Saturday, 25 February 2012

NZ: Queenstown to Twizel


January 3, 2012

We woke up that morning to roosters crowing and a beautifully calm lake - a nice contrast to the night before. 


With our stomachs rumbling, we drove straight to Queenstown for some breakfast at Fergburger.  Ryan had the breakfast burger (egg, bacon, beetroot, hashbrown, and everything else you can think of for breakfast) and I had the Cockadoodle-oink burger.  It was delicious, but possibly too much food for 10:30am.  We didn't stick around in Queenstown, but instead proceeded on to another Lord of the Rings site: Pillar of the Kings.  The best place to see it from was the top of a bridge being used for bungie jumping, so we had some bonus entertainment.


When we originally planned our entire trip we expected to go to the glaciers on the NW coast of the South Island, but once we got driving we realized that wouldn't work out very well.  We instead decided to cut that part out and slow down our last few days of travelling.  On this particular day we didn't have a far destination, so we made a few random stops along the way.  The first was at one of the many cherry stands on the side of the road.  The cherries were expensive, but they were sooooo good that we ate the first container while parked in front of the stand and went back for another box.  The lady was wondering why we hadn't left, and was of course happy to sell us more cherries.


The second spontaneous stop we made was to play mini-golf in Cromwell.  It seems that recently Ryan and I have developed a love for the game, and now we find interesting courses hard to resist.  The course was next to this massive fruit sign and a "skate" park filled with kids on scooters.


The scenery was beautiful, but the course was relatively uninteresting.  It was really hot in the sun, and that was only made worse by how bad we were playing.  I kicked butt as retaliation for losing so badly on our trip to Perth, but both of our scores were appalling.  One perk was that we used the garden hose outside to fill up about 30 litres of water bottles.  Ryan, the man who is always prepared, kept freaking out that we would run out of water.  We were planning a big hike in the next few days and he thought we should fill up just in case.  The attendant lady was very friendly about it, and told us all about her son in Vancouver while we filled all of our jugs.

On we went to another pit stop at a large Marino wool store, but only ended up buying ice cream.  The drive that day was beautiful, and very different from the scenery we had seen in previous areas.  One particularly nice feature was the millions of purple lupins growing in the ditches on the side of the road.

I'm not sure what kind of flower this is.


Eventually we arrived in Omarama, where we had intended to camp for the night.  And this is where my rant about camping in New Zealand starts.

Really, the first stop was our own fault.  For some reason I let Ryan lead us to the free campsite on the side of a river, and didn't think anything of the fact that the description said it was under a bridge.  Yeah...turns out it was camping under the highway...like trolls.  A little shanty town of tents was already there, they had a scary looking dog, and they had pretty much surrounded the outhouse.  We were in complete shock, since we hadn't seen anything like this anywhere else.  Of course we didn't stay.

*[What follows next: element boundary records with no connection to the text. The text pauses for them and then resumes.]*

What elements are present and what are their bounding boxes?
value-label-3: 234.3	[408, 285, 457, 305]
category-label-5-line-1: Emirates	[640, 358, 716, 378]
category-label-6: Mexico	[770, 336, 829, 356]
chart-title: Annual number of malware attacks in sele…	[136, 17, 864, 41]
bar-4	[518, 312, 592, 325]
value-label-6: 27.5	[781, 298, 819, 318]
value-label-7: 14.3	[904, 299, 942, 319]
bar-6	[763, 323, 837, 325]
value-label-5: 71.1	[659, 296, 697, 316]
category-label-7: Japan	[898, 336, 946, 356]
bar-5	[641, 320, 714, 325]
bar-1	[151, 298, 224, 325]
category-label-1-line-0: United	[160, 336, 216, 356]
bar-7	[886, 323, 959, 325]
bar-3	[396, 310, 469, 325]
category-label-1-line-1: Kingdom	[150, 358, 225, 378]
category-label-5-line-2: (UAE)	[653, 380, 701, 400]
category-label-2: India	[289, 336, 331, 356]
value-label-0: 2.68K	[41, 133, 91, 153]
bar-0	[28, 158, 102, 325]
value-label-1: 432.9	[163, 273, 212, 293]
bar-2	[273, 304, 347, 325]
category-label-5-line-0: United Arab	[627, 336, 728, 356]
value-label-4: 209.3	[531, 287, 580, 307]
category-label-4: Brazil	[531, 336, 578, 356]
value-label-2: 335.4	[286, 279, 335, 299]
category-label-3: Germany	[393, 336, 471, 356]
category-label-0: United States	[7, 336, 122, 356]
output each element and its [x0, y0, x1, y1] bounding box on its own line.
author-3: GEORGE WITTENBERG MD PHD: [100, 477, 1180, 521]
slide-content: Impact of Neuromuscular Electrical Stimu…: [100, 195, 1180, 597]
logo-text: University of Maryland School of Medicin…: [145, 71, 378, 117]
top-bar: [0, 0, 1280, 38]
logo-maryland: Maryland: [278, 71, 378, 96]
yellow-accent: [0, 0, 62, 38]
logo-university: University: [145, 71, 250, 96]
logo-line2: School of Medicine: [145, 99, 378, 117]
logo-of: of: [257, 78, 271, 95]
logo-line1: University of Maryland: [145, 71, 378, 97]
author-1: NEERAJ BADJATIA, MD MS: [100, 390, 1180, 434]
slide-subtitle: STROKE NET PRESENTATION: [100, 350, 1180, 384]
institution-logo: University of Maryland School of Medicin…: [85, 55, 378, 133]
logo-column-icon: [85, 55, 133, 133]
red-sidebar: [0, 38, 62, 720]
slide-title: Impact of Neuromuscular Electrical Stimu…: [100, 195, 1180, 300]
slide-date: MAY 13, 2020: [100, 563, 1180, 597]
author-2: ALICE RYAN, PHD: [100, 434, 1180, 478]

Next we went a bit further into town to a holiday park, which didn't go much better.  And neither did the third place we tried.  It looked like this:


We really couldn't believe it.  We had just spent the past week camping in beautiful spots, and then we had multiple failures in a row.  We drove by two other places, then decided to just try the next town.  We figured it was impossible for every site to look like this.  Of course we were wrong, or this wouldn't be a good story!

We drove to Twizel hungry and tired, vowing to stay at whatever park they had.  The lady at the front desk, when asked if there were any less populated areas of the campground, said "well, we have over 40 acres, so if you can't find somewhere you like then there's something wrong with you!"  I think it's fair to say it was the most ridiculous campground I have ever been to.  It looked like people were living there permanently; people had massive barbeques, dart boards on trees, and even fences around their own little area. 


I will admit I had a lot to drink that night (wine: Stella, Sauvignon Blanc, Central Otago, 2009 - not great), but I swear I'm not making this up - an ice cream truck drove by our tent!


The next morning we were leafing through a brochure that the mini-putt lady had given us and I checked out the section on camping - to see if we were just missing something.  Nope!  Turns out this was exactly the kind of camping we should have expected!  It's hard to see, but turns out the family in the bottom picture has the exact same striped campervan awning as our campsite neighbours.  Boy, do I have a renewed love for camping in Canada.